Its week 4 post chemo. As of yesterday I was not tired nor fatigued, my taste buds were slowly coming alive and I can walk longer distances. Today however, I am not feeling hungry, just tired and slightly feverish. I wonder about my future when I get older, like twenty years from now ( if I get to live that long that is) how will my life be? I have had a taste of how weak human body truly is when its not well and I wonder if thats how my final days be like. Do all people start out thinking they will live forever or think that they will die peacefully of old age in their sleep after all their commitments has been cleared? I think they do, because everyone diagnosed with some form of terminal disease always say that their life was suddenly derailed and that everything changed, and that they didn't think their life will end like that so and so. I was one of them of course, no denying it.

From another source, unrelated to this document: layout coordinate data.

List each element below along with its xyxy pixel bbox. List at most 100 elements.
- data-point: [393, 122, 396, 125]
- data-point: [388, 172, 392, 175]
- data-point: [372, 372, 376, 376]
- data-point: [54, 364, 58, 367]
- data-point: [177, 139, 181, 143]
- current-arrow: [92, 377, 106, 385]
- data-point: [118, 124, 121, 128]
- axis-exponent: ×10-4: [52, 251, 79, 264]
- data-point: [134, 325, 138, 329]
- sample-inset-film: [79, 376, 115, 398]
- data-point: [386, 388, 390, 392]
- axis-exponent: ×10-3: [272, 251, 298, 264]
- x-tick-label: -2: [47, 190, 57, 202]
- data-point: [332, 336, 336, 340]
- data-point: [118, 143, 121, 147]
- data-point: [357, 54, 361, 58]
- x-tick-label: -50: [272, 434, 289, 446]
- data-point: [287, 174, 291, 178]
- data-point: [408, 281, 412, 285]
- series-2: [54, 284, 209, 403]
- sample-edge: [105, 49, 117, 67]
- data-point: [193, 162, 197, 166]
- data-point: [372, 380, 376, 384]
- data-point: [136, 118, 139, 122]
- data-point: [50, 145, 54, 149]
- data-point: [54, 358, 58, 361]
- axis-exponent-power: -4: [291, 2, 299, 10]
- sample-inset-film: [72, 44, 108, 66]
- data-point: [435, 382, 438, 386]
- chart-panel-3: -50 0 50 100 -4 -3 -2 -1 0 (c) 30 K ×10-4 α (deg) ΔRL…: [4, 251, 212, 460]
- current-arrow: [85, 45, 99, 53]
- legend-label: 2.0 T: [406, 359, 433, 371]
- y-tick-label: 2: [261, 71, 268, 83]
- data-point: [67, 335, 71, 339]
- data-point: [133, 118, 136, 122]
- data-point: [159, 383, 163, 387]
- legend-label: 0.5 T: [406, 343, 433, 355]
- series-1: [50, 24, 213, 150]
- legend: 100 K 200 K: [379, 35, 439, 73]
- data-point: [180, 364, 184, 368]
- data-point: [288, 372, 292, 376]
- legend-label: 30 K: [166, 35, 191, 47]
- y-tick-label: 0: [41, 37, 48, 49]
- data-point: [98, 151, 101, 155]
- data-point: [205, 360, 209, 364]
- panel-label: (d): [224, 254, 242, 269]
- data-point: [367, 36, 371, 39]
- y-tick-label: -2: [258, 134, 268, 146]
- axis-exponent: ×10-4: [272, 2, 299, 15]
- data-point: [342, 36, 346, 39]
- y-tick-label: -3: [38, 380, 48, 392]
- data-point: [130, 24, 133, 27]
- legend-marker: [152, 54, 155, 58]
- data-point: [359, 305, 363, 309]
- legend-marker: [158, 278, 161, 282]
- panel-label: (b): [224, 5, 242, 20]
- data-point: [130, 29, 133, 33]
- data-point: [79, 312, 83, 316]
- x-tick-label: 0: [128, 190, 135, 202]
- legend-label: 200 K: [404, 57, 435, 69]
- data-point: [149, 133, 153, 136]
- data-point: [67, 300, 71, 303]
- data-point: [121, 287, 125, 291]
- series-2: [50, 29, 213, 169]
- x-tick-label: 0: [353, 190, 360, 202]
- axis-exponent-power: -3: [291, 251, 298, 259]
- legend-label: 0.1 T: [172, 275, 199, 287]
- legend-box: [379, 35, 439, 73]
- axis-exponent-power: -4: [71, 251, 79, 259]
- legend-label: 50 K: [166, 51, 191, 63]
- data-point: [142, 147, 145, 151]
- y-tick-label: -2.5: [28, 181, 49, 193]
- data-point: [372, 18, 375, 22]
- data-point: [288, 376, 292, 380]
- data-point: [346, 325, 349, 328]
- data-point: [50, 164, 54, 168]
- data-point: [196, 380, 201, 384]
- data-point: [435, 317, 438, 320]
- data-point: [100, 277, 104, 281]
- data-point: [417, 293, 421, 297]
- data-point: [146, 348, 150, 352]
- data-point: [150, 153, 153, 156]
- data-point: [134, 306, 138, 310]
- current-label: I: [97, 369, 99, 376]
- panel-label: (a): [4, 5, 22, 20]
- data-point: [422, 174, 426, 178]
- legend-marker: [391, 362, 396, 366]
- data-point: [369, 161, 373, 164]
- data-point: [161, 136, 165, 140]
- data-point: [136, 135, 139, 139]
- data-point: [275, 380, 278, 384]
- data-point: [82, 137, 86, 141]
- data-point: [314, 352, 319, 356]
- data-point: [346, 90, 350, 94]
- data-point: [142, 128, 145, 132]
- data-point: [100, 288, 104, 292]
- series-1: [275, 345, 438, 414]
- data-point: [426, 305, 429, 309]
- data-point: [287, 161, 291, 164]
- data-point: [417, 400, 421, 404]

When I look at all the old people coming in for their chemo, radiation, x ray, and etc, I feel sad for them. They are people who are old, frail and fragile already and by giving them treatment especially for cancer that is not known for being painless aren't the old dying in pain slowly? How could they go ahead with this? Or how could their family members let them go through like this? Aren't they feeling sad at all for them? I see sad old people while I wait for my turn and I don't see the spark or the zest to live in their eyes. They look resigned and forlorn. What kind of life is this I wonder for them and for me, that I have to suffer and see my health totally breakdown before there is a recovery for my cancer?
Of course I can't wait for my health to be better. I want to feel better, I want to walk faster without falling, I want to feel my fingers and toes, I want to see some hair on my bald head, I want to feel my fingers going through my hair mindlessly when I am reading, I want to taste food and I want to climb stairs, I want to dress up well, I want to have my eyebrows and eye lashes so I will finally look like myself again. I do. But with all the treatments I have done and doing, I am pretty sure I have harmed my body more than the cancer could have and worried about recurrence. I have never in my life yearned for something this bad and I know I can't turn back time, but if I could I really would want to go back to the moment just before I entered my doc's office to receive my punishment on 17th of July 2020. I want to feel healthy - I want to feel the vibrant, healthy and positive Hira just one more time. I want to breathe in that healthy body without feeling pain in my knees or anywhere else in my body and I want to remember how I thought my life was simple and ordinary. I took my health and life for granted even with all the health warnings I have read about cancer and I regret of course.
But this is life. Turning points that are meant to mentally U-turn people off from their planned course of life, because not everything in life can be planned. That turning point usually ends up being a blessing in disguise or for some end of life. I have read heartbreaking stories of young mothers who die of recurrence just months after their completion of cancer treatment. There have been loss of young lives - most who have promising life ahead of them and all - and such loss is devastating for their family and friends and to those reading about them -some form of sadness and feeling of injustice that good nice people die in such sad way. Shit happens right?
But I wonder most - what awaits me when I take my last breath. Curious.